-1

I am trying to replace null values based on two columns. Basically, I have company codes in one column and its respective values in the second. I need to replace mean of the values for each of the company code rather than mean of the complete column. How do I do it in R? (Look at the image below)

enter image description here

joran
  • 169,992
  • 32
  • 429
  • 468
Varsha
  • 59
  • 4
  • 2
    What did you try? This is not the way a question is communicated. Check on how to ask a question example. https://stackoverflow.com/questions/5963269/how-to-make-a-great-r-reproducible-example?rq=1 – user5249203 Jan 29 '18 at 21:01

3 Answers3

0

Do you need something like this:

df <- data.frame(Symbol = c("NXCDX", "ALX", "ALX", "BESOQ", "BESOQ", "BESOQ"), 
                Values = c(2345, 8654, NA, 6394, 8549, NA))

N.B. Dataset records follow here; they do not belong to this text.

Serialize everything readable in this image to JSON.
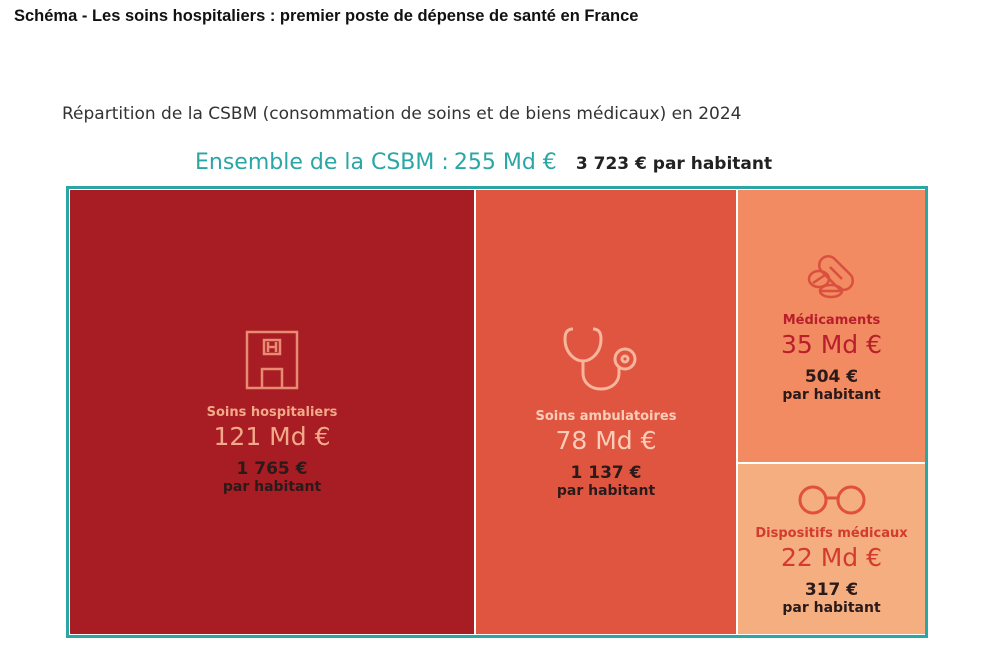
{
  "page_title": "Schéma - Les soins hospitaliers : premier poste de dépense de santé en France",
  "chart_data": {
    "type": "treemap",
    "title": "Répartition de la CSBM (consommation de soins et de biens médicaux) en 2024",
    "total": {
      "label": "Ensemble de la CSBM :",
      "value_text": "255 Md €",
      "per_capita_text": "3 723 € par habitant",
      "value": 255,
      "per_capita": 3723
    },
    "unit": "Md €",
    "border_color": "#2aa6a4",
    "items": [
      {
        "name": "Soins hospitaliers",
        "value": 121,
        "value_text": "121 Md €",
        "per_capita": 1765,
        "per_capita_text": "1 765 €",
        "per_capita_label": "par habitant",
        "color": "#a81c24",
        "icon": "hospital-icon"
      },
      {
        "name": "Soins ambulatoires",
        "value": 78,
        "value_text": "78 Md €",
        "per_capita": 1137,
        "per_capita_text": "1 137 €",
        "per_capita_label": "par habitant",
        "color": "#e05540",
        "icon": "stethoscope-icon"
      },
      {
        "name": "Médicaments",
        "value": 35,
        "value_text": "35 Md €",
        "per_capita": 504,
        "per_capita_text": "504 €",
        "per_capita_label": "par habitant",
        "color": "#f28a62",
        "icon": "pills-icon"
      },
      {
        "name": "Dispositifs médicaux",
        "value": 22,
        "value_text": "22 Md €",
        "per_capita": 317,
        "per_capita_text": "317 €",
        "per_capita_label": "par habitant",
        "color": "#f5ae80",
        "icon": "glasses-icon"
      }
    ]
  }
}
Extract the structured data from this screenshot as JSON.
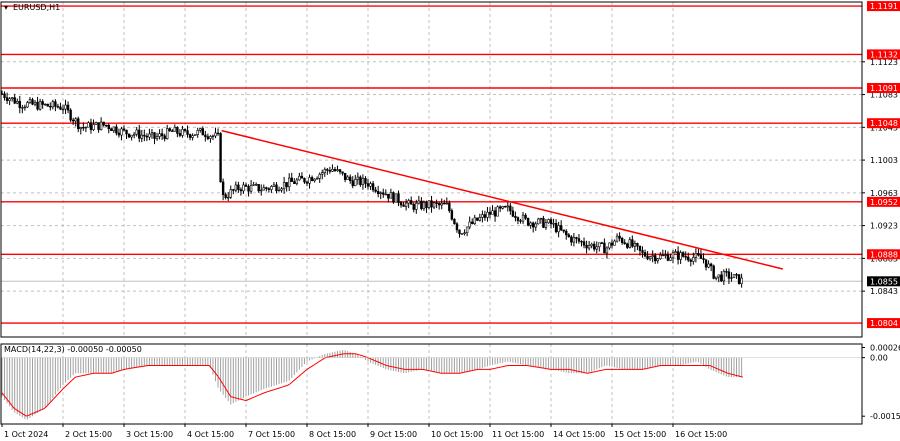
{
  "symbol_label": "EURUSD,H1",
  "macd_label": "MACD(14,22,3) -0.00050 -0.00050",
  "colors": {
    "background": "#ffffff",
    "grid": "#c0c0c0",
    "candle": "#000000",
    "level": "#ff0000",
    "trendline": "#ff0000",
    "macd_hist": "#a0a0a0",
    "macd_signal": "#ff0000",
    "current_price_line": "#c0c0c0"
  },
  "chart_data": [
    {
      "type": "candlestick",
      "title": "EURUSD,H1",
      "x_labels": [
        "1 Oct 2024",
        "2 Oct 15:00",
        "3 Oct 15:00",
        "4 Oct 15:00",
        "7 Oct 15:00",
        "8 Oct 15:00",
        "9 Oct 15:00",
        "10 Oct 15:00",
        "11 Oct 15:00",
        "14 Oct 15:00",
        "15 Oct 15:00",
        "16 Oct 15:00"
      ],
      "y_ticks": [
        "1.1123",
        "1.1083",
        "1.1043",
        "1.1003",
        "1.0963",
        "1.0923",
        "1.0883",
        "1.0843"
      ],
      "ylim": [
        1.0787,
        1.1196
      ],
      "grid": true,
      "levels": [
        {
          "value": 1.1191,
          "label": "1.1191"
        },
        {
          "value": 1.1132,
          "label": "1.1132"
        },
        {
          "value": 1.1091,
          "label": "1.1091"
        },
        {
          "value": 1.1048,
          "label": "1.1048"
        },
        {
          "value": 1.0952,
          "label": "1.0952"
        },
        {
          "value": 1.0888,
          "label": "1.0888"
        },
        {
          "value": 1.0804,
          "label": "1.0804"
        }
      ],
      "current_price": {
        "value": 1.0855,
        "label": "1.0855"
      },
      "trendline": [
        {
          "x_index": 3.6,
          "y": 1.1039
        },
        {
          "x_index": 12.8,
          "y": 1.087
        }
      ],
      "price_path": [
        [
          0.0,
          1.1084
        ],
        [
          0.3,
          1.1072
        ],
        [
          0.6,
          1.107
        ],
        [
          1.0,
          1.1068
        ],
        [
          1.3,
          1.1043
        ],
        [
          1.7,
          1.1046
        ],
        [
          2.0,
          1.1037
        ],
        [
          2.2,
          1.1035
        ],
        [
          2.5,
          1.103
        ],
        [
          2.8,
          1.1038
        ],
        [
          3.0,
          1.1035
        ],
        [
          3.3,
          1.1037
        ],
        [
          3.55,
          1.103
        ],
        [
          3.6,
          1.0957
        ],
        [
          3.9,
          1.097
        ],
        [
          4.3,
          1.0968
        ],
        [
          4.7,
          1.0975
        ],
        [
          5.0,
          1.098
        ],
        [
          5.4,
          1.0993
        ],
        [
          5.7,
          1.0978
        ],
        [
          6.0,
          1.0975
        ],
        [
          6.4,
          1.0958
        ],
        [
          6.7,
          1.0947
        ],
        [
          7.0,
          1.0948
        ],
        [
          7.3,
          1.0947
        ],
        [
          7.5,
          1.0915
        ],
        [
          7.8,
          1.093
        ],
        [
          8.0,
          1.0938
        ],
        [
          8.3,
          1.0943
        ],
        [
          8.6,
          1.0928
        ],
        [
          9.0,
          1.0925
        ],
        [
          9.3,
          1.0908
        ],
        [
          9.6,
          1.09
        ],
        [
          9.9,
          1.0895
        ],
        [
          10.1,
          1.0908
        ],
        [
          10.3,
          1.09
        ],
        [
          10.5,
          1.0888
        ],
        [
          10.8,
          1.0885
        ],
        [
          11.0,
          1.0887
        ],
        [
          11.3,
          1.0885
        ],
        [
          11.5,
          1.0882
        ],
        [
          11.7,
          1.086
        ],
        [
          11.9,
          1.0862
        ],
        [
          12.15,
          1.0855
        ]
      ]
    },
    {
      "type": "bar",
      "title": "MACD(14,22,3) -0.00050 -0.00050",
      "y_ticks": [
        "0.00026",
        "0.00",
        "-0.0015"
      ],
      "ylim": [
        -0.0017,
        0.00035
      ],
      "histogram": [
        [
          0.0,
          -0.001
        ],
        [
          0.2,
          -0.0014
        ],
        [
          0.4,
          -0.0016
        ],
        [
          0.7,
          -0.0013
        ],
        [
          1.0,
          -0.0007
        ],
        [
          1.2,
          -0.0004
        ],
        [
          1.5,
          -0.0004
        ],
        [
          1.8,
          -0.0004
        ],
        [
          2.0,
          -0.0003
        ],
        [
          2.4,
          -0.0002
        ],
        [
          2.7,
          -0.0002
        ],
        [
          3.0,
          -0.0002
        ],
        [
          3.4,
          -0.0002
        ],
        [
          3.55,
          -0.0008
        ],
        [
          3.75,
          -0.0012
        ],
        [
          4.0,
          -0.001
        ],
        [
          4.3,
          -0.0008
        ],
        [
          4.7,
          -0.0006
        ],
        [
          5.0,
          -0.0001
        ],
        [
          5.3,
          0.0001
        ],
        [
          5.6,
          0.0002
        ],
        [
          5.8,
          0.0001
        ],
        [
          6.0,
          -0.0001
        ],
        [
          6.3,
          -0.0003
        ],
        [
          6.6,
          -0.0004
        ],
        [
          6.9,
          -0.0003
        ],
        [
          7.2,
          -0.0004
        ],
        [
          7.5,
          -0.0004
        ],
        [
          7.8,
          -0.0003
        ],
        [
          8.0,
          -0.0002
        ],
        [
          8.3,
          -0.0001
        ],
        [
          8.6,
          -0.0002
        ],
        [
          9.0,
          -0.0003
        ],
        [
          9.3,
          -0.0004
        ],
        [
          9.6,
          -0.0004
        ],
        [
          9.9,
          -0.0002
        ],
        [
          10.2,
          -0.0003
        ],
        [
          10.5,
          -0.0003
        ],
        [
          10.8,
          -0.0002
        ],
        [
          11.1,
          -0.0002
        ],
        [
          11.4,
          -0.0001
        ],
        [
          11.6,
          -0.0003
        ],
        [
          11.9,
          -0.0005
        ],
        [
          12.15,
          -0.0005
        ]
      ],
      "signal": [
        [
          0.0,
          -0.0009
        ],
        [
          0.2,
          -0.0013
        ],
        [
          0.4,
          -0.0015
        ],
        [
          0.7,
          -0.0013
        ],
        [
          1.0,
          -0.0008
        ],
        [
          1.2,
          -0.0005
        ],
        [
          1.5,
          -0.0004
        ],
        [
          1.8,
          -0.0004
        ],
        [
          2.0,
          -0.0003
        ],
        [
          2.4,
          -0.0002
        ],
        [
          2.7,
          -0.0002
        ],
        [
          3.0,
          -0.0002
        ],
        [
          3.4,
          -0.0002
        ],
        [
          3.55,
          -0.0005
        ],
        [
          3.75,
          -0.001
        ],
        [
          4.0,
          -0.0011
        ],
        [
          4.3,
          -0.0009
        ],
        [
          4.7,
          -0.0007
        ],
        [
          5.0,
          -0.0003
        ],
        [
          5.3,
          0.0
        ],
        [
          5.6,
          0.0001
        ],
        [
          5.8,
          0.0001
        ],
        [
          6.0,
          0.0
        ],
        [
          6.3,
          -0.0002
        ],
        [
          6.6,
          -0.0003
        ],
        [
          6.9,
          -0.0003
        ],
        [
          7.2,
          -0.0004
        ],
        [
          7.5,
          -0.0004
        ],
        [
          7.8,
          -0.0003
        ],
        [
          8.0,
          -0.0003
        ],
        [
          8.3,
          -0.0002
        ],
        [
          8.6,
          -0.0002
        ],
        [
          9.0,
          -0.0003
        ],
        [
          9.3,
          -0.0003
        ],
        [
          9.6,
          -0.0004
        ],
        [
          9.9,
          -0.0003
        ],
        [
          10.2,
          -0.0003
        ],
        [
          10.5,
          -0.0003
        ],
        [
          10.8,
          -0.0002
        ],
        [
          11.1,
          -0.0002
        ],
        [
          11.4,
          -0.0002
        ],
        [
          11.6,
          -0.0002
        ],
        [
          11.9,
          -0.0004
        ],
        [
          12.15,
          -0.0005
        ]
      ]
    }
  ]
}
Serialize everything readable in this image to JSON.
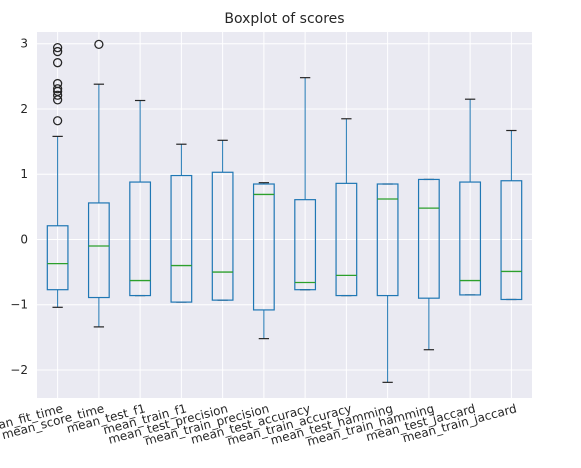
{
  "chart_data": {
    "type": "boxplot",
    "title": "Boxplot of scores",
    "xlabel": "",
    "ylabel": "",
    "ylim": [
      -2.43,
      3.18
    ],
    "yticks": [
      -2,
      -1,
      0,
      1,
      2,
      3
    ],
    "ytick_labels": [
      "−2",
      "−1",
      "0",
      "1",
      "2",
      "3"
    ],
    "grid": true,
    "colors": {
      "background": "#eaeaf2",
      "grid": "#ffffff",
      "box": "#1f77b4",
      "median": "#2ca02c",
      "whisker": "#262626",
      "text": "#262626"
    },
    "categories": [
      "mean_fit_time",
      "mean_score_time",
      "mean_test_f1",
      "mean_train_f1",
      "mean_test_precision",
      "mean_train_precision",
      "mean_test_accuracy",
      "mean_train_accuracy",
      "mean_test_hamming",
      "mean_train_hamming",
      "mean_test_jaccard",
      "mean_train_jaccard"
    ],
    "boxes": [
      {
        "whislo": -1.04,
        "q1": -0.77,
        "med": -0.37,
        "q3": 0.21,
        "whishi": 1.58,
        "fliers": [
          1.82,
          2.14,
          2.21,
          2.27,
          2.31,
          2.39,
          2.71,
          2.88,
          2.94
        ]
      },
      {
        "whislo": -1.34,
        "q1": -0.89,
        "med": -0.1,
        "q3": 0.56,
        "whishi": 2.38,
        "fliers": [
          2.99
        ]
      },
      {
        "whislo": -0.86,
        "q1": -0.86,
        "med": -0.63,
        "q3": 0.88,
        "whishi": 2.13,
        "fliers": []
      },
      {
        "whislo": -0.96,
        "q1": -0.96,
        "med": -0.4,
        "q3": 0.98,
        "whishi": 1.46,
        "fliers": []
      },
      {
        "whislo": -0.93,
        "q1": -0.93,
        "med": -0.5,
        "q3": 1.03,
        "whishi": 1.52,
        "fliers": []
      },
      {
        "whislo": -1.52,
        "q1": -1.08,
        "med": 0.69,
        "q3": 0.85,
        "whishi": 0.87,
        "fliers": []
      },
      {
        "whislo": -0.77,
        "q1": -0.77,
        "med": -0.66,
        "q3": 0.61,
        "whishi": 2.48,
        "fliers": []
      },
      {
        "whislo": -0.86,
        "q1": -0.86,
        "med": -0.55,
        "q3": 0.86,
        "whishi": 1.85,
        "fliers": []
      },
      {
        "whislo": -2.19,
        "q1": -0.86,
        "med": 0.62,
        "q3": 0.85,
        "whishi": 0.85,
        "fliers": []
      },
      {
        "whislo": -1.69,
        "q1": -0.9,
        "med": 0.48,
        "q3": 0.92,
        "whishi": 0.92,
        "fliers": []
      },
      {
        "whislo": -0.85,
        "q1": -0.85,
        "med": -0.63,
        "q3": 0.88,
        "whishi": 2.15,
        "fliers": []
      },
      {
        "whislo": -0.92,
        "q1": -0.92,
        "med": -0.49,
        "q3": 0.9,
        "whishi": 1.67,
        "fliers": []
      }
    ]
  }
}
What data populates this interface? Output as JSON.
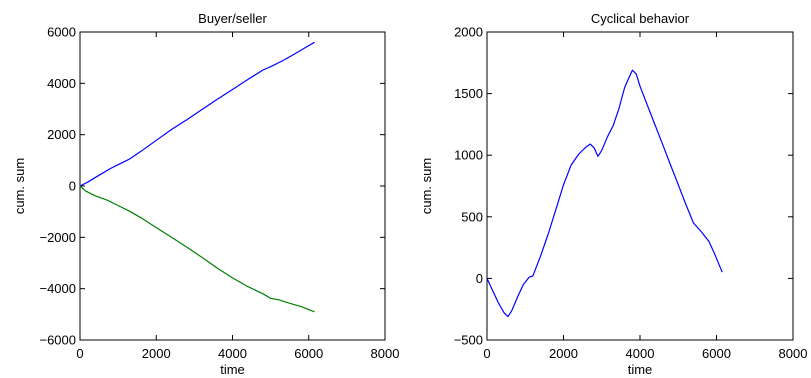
{
  "chart_data": [
    {
      "type": "line",
      "title": "Buyer/seller",
      "xlabel": "time",
      "ylabel": "cum. sum",
      "xlim": [
        0,
        8000
      ],
      "ylim": [
        -6000,
        6000
      ],
      "xticks": [
        0,
        2000,
        4000,
        6000,
        8000
      ],
      "yticks": [
        -6000,
        -4000,
        -2000,
        0,
        2000,
        4000,
        6000
      ],
      "xtick_labels": [
        "0",
        "2000",
        "4000",
        "6000",
        "8000"
      ],
      "ytick_labels": [
        "−6000",
        "−4000",
        "−2000",
        "0",
        "2000",
        "4000",
        "6000"
      ],
      "grid": false,
      "series": [
        {
          "color": "#0000ff",
          "x": [
            0,
            200,
            500,
            800,
            1000,
            1300,
            1600,
            2000,
            2400,
            2800,
            3200,
            3600,
            4000,
            4400,
            4800,
            5000,
            5300,
            5600,
            5900,
            6150
          ],
          "y": [
            0,
            150,
            420,
            680,
            830,
            1050,
            1350,
            1780,
            2200,
            2580,
            2980,
            3380,
            3760,
            4150,
            4520,
            4650,
            4870,
            5120,
            5380,
            5600
          ]
        },
        {
          "color": "#008000",
          "x": [
            0,
            150,
            400,
            700,
            1000,
            1300,
            1600,
            2000,
            2400,
            2800,
            3200,
            3600,
            4000,
            4400,
            4800,
            5000,
            5200,
            5500,
            5800,
            6150
          ],
          "y": [
            0,
            -200,
            -380,
            -540,
            -760,
            -980,
            -1240,
            -1620,
            -2000,
            -2380,
            -2780,
            -3200,
            -3580,
            -3920,
            -4200,
            -4380,
            -4430,
            -4570,
            -4700,
            -4900
          ]
        }
      ]
    },
    {
      "type": "line",
      "title": "Cyclical behavior",
      "xlabel": "time",
      "ylabel": "cum. sum",
      "xlim": [
        0,
        8000
      ],
      "ylim": [
        -500,
        2000
      ],
      "xticks": [
        0,
        2000,
        4000,
        6000,
        8000
      ],
      "yticks": [
        -500,
        0,
        500,
        1000,
        1500,
        2000
      ],
      "xtick_labels": [
        "0",
        "2000",
        "4000",
        "6000",
        "8000"
      ],
      "ytick_labels": [
        "−500",
        "0",
        "500",
        "1000",
        "1500",
        "2000"
      ],
      "grid": false,
      "series": [
        {
          "color": "#0000ff",
          "x": [
            0,
            150,
            300,
            450,
            550,
            650,
            800,
            950,
            1100,
            1200,
            1400,
            1600,
            1800,
            2000,
            2200,
            2400,
            2600,
            2700,
            2800,
            2900,
            3000,
            3150,
            3300,
            3450,
            3600,
            3700,
            3800,
            3900,
            4000,
            4200,
            4400,
            4600,
            4800,
            5000,
            5200,
            5400,
            5600,
            5800,
            5950,
            6150
          ],
          "y": [
            0,
            -100,
            -200,
            -280,
            -310,
            -260,
            -150,
            -50,
            10,
            20,
            180,
            360,
            560,
            760,
            920,
            1010,
            1070,
            1090,
            1060,
            990,
            1040,
            1150,
            1240,
            1380,
            1550,
            1620,
            1690,
            1660,
            1560,
            1400,
            1240,
            1080,
            920,
            760,
            600,
            450,
            380,
            300,
            200,
            50
          ]
        }
      ]
    }
  ]
}
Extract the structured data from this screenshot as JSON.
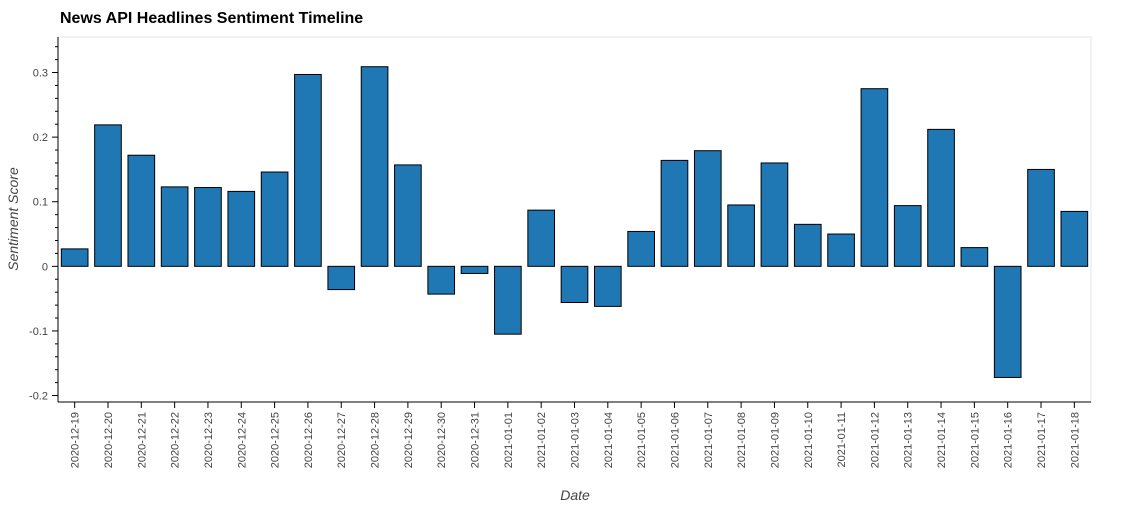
{
  "chart_data": {
    "type": "bar",
    "title": "News API Headlines Sentiment Timeline",
    "xlabel": "Date",
    "ylabel": "Sentiment Score",
    "ylim": [
      -0.21,
      0.355
    ],
    "yticks": [
      -0.2,
      -0.1,
      0,
      0.1,
      0.2,
      0.3
    ],
    "ytick_labels": [
      "-0.2",
      "-0.1",
      "0",
      "0.1",
      "0.2",
      "0.3"
    ],
    "bar_color": "#1f77b4",
    "bar_edge_color": "#000000",
    "grid": false,
    "categories": [
      "2020-12-19",
      "2020-12-20",
      "2020-12-21",
      "2020-12-22",
      "2020-12-23",
      "2020-12-24",
      "2020-12-25",
      "2020-12-26",
      "2020-12-27",
      "2020-12-28",
      "2020-12-29",
      "2020-12-30",
      "2020-12-31",
      "2021-01-01",
      "2021-01-02",
      "2021-01-03",
      "2021-01-04",
      "2021-01-05",
      "2021-01-06",
      "2021-01-07",
      "2021-01-08",
      "2021-01-09",
      "2021-01-10",
      "2021-01-11",
      "2021-01-12",
      "2021-01-13",
      "2021-01-14",
      "2021-01-15",
      "2021-01-16",
      "2021-01-17",
      "2021-01-18"
    ],
    "values": [
      0.027,
      0.219,
      0.172,
      0.123,
      0.122,
      0.116,
      0.146,
      0.297,
      -0.036,
      0.309,
      0.157,
      -0.043,
      -0.011,
      -0.105,
      0.087,
      -0.056,
      -0.062,
      0.054,
      0.164,
      0.179,
      0.095,
      0.16,
      0.065,
      0.05,
      0.275,
      0.094,
      0.212,
      0.029,
      -0.172,
      0.15,
      0.085
    ]
  }
}
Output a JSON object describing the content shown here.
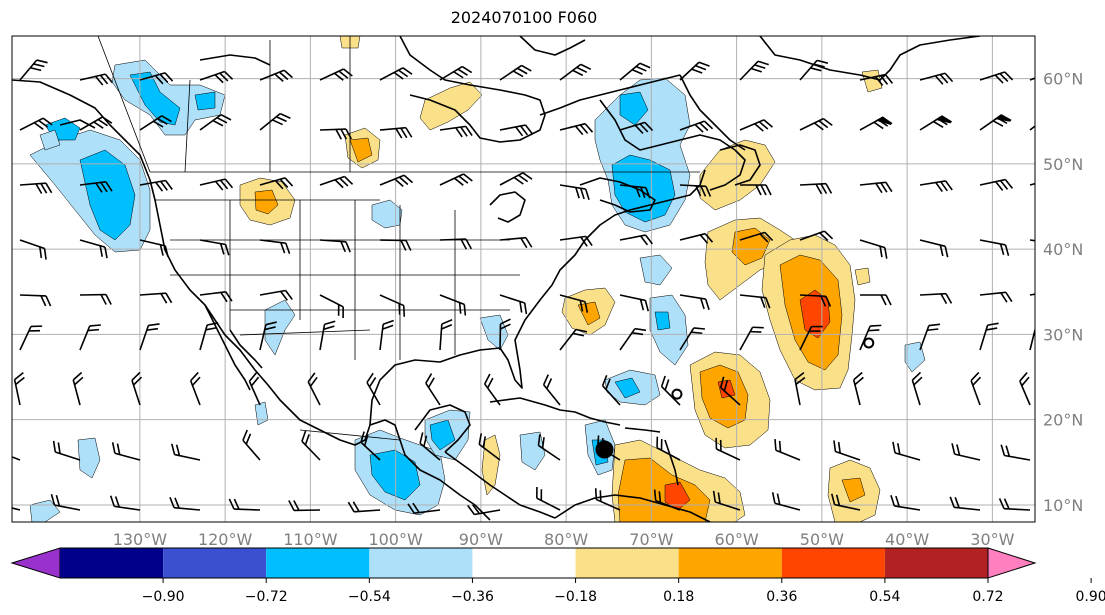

df %>% dplyr::group_by(Symbol) %>% dplyr::summarise(mean_values = mean(Values, na.rm = TRUE))
Mislav
  • 1,533
  • 16
  • 37
0

using data.table

library(data.table)
setDT(df)[,replace(Values,is.na(Values),mean(Values,na.rm = T)),by=Symbol]
Onyambu
  • 67,392
  • 3
  • 24
  • 53
0

Assuming your data is in a data frame called 'myData' you can go ahead and use the ddply function from the plyr package to generate the mean per company code. The ddply function applies a function to a column(s) grouped by another column(s).

library(plyr)

#Find the entries where the values are NULL, using "" (empty string) as NULL
#Can replace "" with whatever NULL is for you
nullMatches <- myData$Values == ""

#Generate the mean for each company
#This will return a 2 column data frame, first column will be "Symbol".
#Second column will the value of means for each 'Symbol'.
meanPerCompany <- ddply(myData[!nullMatches,], "Symbol", numcolwise(mean))

#Match the company symbol and store the mean
myData$Values[nullMatches] <- meanPerCompany[match(myData$Symbol[nullMatches], meanPerCompany[,1]),2]
LachlanO
  • 1,152
  • 8
  • 14